What Other Natural Mamas are Doing
- “I’ve done lots of different things at different times. Currently, I keep my scriptures and books to read stack on top of my laptop. I can’t open the computer unless I read something first. For my phone, I keep it charging and have notifications shut off. We also have specific times of day when media doesn’t happen – such as all morning long while homeschooling the 9 going on 10 kids, during meal prep and eating (great time to involve kids and have conversations!), and during the evening we pull out board or card games to play as a family.” – Tristan Row Lee
- “Just got the app Quality Time which tracks ur screen time and u can set it to force u to ‘take breaks’ from ur phone…I love it. Didn’t realized how many HOURS a day I spend on my phone until this app!” – Tanya K. Boern
- “I work from home on my computer. This computer/my work station is set up in the living room so that if my son is up from his nap, I can still keep an eye on him when I’m working (he’s two years old).

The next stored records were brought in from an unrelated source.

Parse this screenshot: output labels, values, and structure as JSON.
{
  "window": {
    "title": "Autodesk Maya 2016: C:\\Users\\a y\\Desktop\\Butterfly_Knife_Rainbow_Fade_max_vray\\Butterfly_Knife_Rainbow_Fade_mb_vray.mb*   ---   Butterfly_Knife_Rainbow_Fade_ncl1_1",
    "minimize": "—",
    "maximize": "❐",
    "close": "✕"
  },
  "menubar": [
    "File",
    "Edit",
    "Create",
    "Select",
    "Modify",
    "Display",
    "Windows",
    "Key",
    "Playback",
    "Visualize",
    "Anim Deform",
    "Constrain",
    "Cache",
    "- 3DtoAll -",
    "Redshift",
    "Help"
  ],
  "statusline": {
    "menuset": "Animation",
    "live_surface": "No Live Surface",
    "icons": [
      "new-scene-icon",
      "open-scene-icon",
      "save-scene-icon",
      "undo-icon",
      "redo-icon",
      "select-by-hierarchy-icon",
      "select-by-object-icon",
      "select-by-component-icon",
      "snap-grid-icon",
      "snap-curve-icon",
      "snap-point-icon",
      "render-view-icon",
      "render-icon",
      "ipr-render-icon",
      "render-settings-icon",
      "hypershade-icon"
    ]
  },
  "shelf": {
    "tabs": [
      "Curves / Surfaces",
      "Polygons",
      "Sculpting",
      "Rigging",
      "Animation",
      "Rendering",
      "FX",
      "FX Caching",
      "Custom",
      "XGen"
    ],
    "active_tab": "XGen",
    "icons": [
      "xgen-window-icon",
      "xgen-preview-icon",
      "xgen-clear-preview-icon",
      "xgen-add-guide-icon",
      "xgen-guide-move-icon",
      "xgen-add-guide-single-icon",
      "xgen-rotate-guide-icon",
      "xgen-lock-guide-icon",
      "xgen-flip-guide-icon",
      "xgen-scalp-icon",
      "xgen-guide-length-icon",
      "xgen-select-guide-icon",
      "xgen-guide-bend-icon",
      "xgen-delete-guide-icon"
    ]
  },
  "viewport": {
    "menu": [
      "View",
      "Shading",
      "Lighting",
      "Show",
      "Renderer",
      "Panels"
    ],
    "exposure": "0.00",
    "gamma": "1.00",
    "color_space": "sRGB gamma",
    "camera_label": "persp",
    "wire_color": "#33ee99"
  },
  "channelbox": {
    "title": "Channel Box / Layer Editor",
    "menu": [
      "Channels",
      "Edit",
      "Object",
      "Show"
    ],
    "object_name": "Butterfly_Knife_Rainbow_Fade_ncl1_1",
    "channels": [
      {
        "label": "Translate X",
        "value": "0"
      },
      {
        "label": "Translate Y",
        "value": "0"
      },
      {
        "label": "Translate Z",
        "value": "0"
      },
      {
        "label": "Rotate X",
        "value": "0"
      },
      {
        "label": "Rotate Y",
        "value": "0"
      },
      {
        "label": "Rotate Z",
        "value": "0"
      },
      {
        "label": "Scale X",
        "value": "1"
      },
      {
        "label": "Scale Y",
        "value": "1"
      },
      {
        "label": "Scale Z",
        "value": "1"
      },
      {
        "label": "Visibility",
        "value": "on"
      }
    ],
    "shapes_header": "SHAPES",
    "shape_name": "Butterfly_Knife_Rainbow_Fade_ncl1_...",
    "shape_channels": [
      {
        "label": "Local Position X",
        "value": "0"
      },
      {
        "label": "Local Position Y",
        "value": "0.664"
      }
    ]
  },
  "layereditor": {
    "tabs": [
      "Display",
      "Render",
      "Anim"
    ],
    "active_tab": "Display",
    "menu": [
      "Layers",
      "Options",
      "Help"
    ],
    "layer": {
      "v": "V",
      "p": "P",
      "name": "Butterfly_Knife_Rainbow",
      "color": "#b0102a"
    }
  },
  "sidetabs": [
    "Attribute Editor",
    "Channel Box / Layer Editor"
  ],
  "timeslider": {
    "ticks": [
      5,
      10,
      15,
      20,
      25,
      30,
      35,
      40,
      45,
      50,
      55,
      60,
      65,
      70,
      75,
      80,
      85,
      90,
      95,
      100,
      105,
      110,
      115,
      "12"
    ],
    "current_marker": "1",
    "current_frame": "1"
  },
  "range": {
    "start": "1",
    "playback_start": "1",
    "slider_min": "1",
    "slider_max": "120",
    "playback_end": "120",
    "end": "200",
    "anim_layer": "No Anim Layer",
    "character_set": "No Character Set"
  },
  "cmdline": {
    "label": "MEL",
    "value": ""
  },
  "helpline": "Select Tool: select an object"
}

Though the placement of my work station is convenient for when I’m working, it can sometimes leave me staying at the computer after work hours, mindlessly scrolling through Pinterest (guilty). To combat this, I make a conscious effort that when the clock strikes 5 PM and I am done with my work, I immediately turn the computer off and play with my son. Turning it off right away reduces the chance that I will linger on social media, and then turning away to face my toddler and begin interacting with him makes us both happy.” – Mariah D. Fournier
- “I’ve started listening to music instead of watching tv when I’m doing housework. And I’m also TRYING to designate a phone free time, starting with 1 day each week and building from there.” – Annalena Hastriter
- “No phones at meal time. Ever. We instituted that when I got my first smartphone and realized I was distracted at dinner. Now my husband and I notice that we’re usually the only ones in a restaurant not clutching a fork in one hand and a phone in the other.” – Sarah Foltz
- “My 3 year old is pretty good about telling me to get off my phone lol listen to your kids!” – Christina Grace
- “I ‘save up’ my own screen time for our quiet time or at her bed time. A little in between but not a whole lot unless its messaging.” – Evan Watkins
How about you?
Does your phone distract you from other things you’d like to be doing, including spending time with your kids? What tips or tricks do you use to limit parental media exposure to a reasonable time?